«Ну вот, – думал я. – Сначала послала меня нафиг, а теперь и вовсе пропала. И что с ней происходит?» Я правда надеялся, что с ней все хорошо. Даже соскучился по ней сильно. И по нашим перекурам особенно. Теперь без Светы работать стало совсем невыносимо. Она была единственным человеком в этом проклятом салоне, кто меня не бесил. Как вернется, надо будет, во что бы то ни стало, помириться. Однозначно надо.
Каким-то загадочным образом вышло так, что мы сели с Машей рядом. Началось собрание.
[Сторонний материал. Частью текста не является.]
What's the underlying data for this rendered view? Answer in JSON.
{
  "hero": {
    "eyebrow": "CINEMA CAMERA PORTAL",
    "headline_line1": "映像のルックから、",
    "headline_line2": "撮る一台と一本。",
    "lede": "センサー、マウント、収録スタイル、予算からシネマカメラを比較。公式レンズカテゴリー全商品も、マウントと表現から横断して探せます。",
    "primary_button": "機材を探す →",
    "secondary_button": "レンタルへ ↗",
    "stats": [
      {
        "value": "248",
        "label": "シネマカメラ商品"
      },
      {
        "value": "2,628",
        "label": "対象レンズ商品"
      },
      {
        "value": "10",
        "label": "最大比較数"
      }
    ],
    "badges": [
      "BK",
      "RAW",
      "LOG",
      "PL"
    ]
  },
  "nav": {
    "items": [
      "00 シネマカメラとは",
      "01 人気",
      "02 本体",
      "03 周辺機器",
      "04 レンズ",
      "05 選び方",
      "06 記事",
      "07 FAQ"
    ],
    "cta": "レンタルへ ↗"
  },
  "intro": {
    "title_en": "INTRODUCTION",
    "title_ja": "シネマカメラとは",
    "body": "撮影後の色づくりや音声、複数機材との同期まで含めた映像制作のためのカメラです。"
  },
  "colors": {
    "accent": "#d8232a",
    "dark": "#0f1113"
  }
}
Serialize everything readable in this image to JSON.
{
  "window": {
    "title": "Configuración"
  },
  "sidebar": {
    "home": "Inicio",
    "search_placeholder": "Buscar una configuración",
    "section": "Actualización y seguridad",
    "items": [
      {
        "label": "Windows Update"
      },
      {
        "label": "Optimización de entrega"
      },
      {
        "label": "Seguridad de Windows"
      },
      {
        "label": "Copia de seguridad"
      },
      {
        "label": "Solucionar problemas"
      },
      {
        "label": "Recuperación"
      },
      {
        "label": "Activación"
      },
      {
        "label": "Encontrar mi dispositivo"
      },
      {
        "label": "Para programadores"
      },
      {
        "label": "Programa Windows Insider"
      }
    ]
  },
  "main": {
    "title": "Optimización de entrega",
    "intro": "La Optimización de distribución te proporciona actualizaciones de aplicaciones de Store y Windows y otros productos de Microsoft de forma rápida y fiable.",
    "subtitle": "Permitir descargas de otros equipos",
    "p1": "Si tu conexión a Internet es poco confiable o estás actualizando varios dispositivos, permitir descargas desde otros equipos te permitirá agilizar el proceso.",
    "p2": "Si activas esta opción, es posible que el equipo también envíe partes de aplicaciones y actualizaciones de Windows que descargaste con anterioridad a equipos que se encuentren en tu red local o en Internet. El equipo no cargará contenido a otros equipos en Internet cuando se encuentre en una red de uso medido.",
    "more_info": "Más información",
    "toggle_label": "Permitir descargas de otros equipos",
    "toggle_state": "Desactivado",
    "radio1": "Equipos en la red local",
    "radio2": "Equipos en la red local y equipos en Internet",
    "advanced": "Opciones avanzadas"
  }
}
Наш региональный директор в своем вызывающе дорогом и красивом костюме вышел на центр импровизированного полукруга и начал издалека. Он говорил о прошлогодних успехах салона, о том, какие мы все хорошие и как он нами гордится. Только при этом всем смотрел он исключительно на свою помощницу, занявшую место в середине первого ряда. Я его практически не слушал. Хотя бы потому, что с прошлого года жуть как все изменилось. Пусть он таким, как Никита мозги пудрит своими сладкими речами. А я ждал, когда разговор зайдет про реальные вещи. Про то, что происходит с фирмой сейчас и, что в ближайшее время нас всех ожидает.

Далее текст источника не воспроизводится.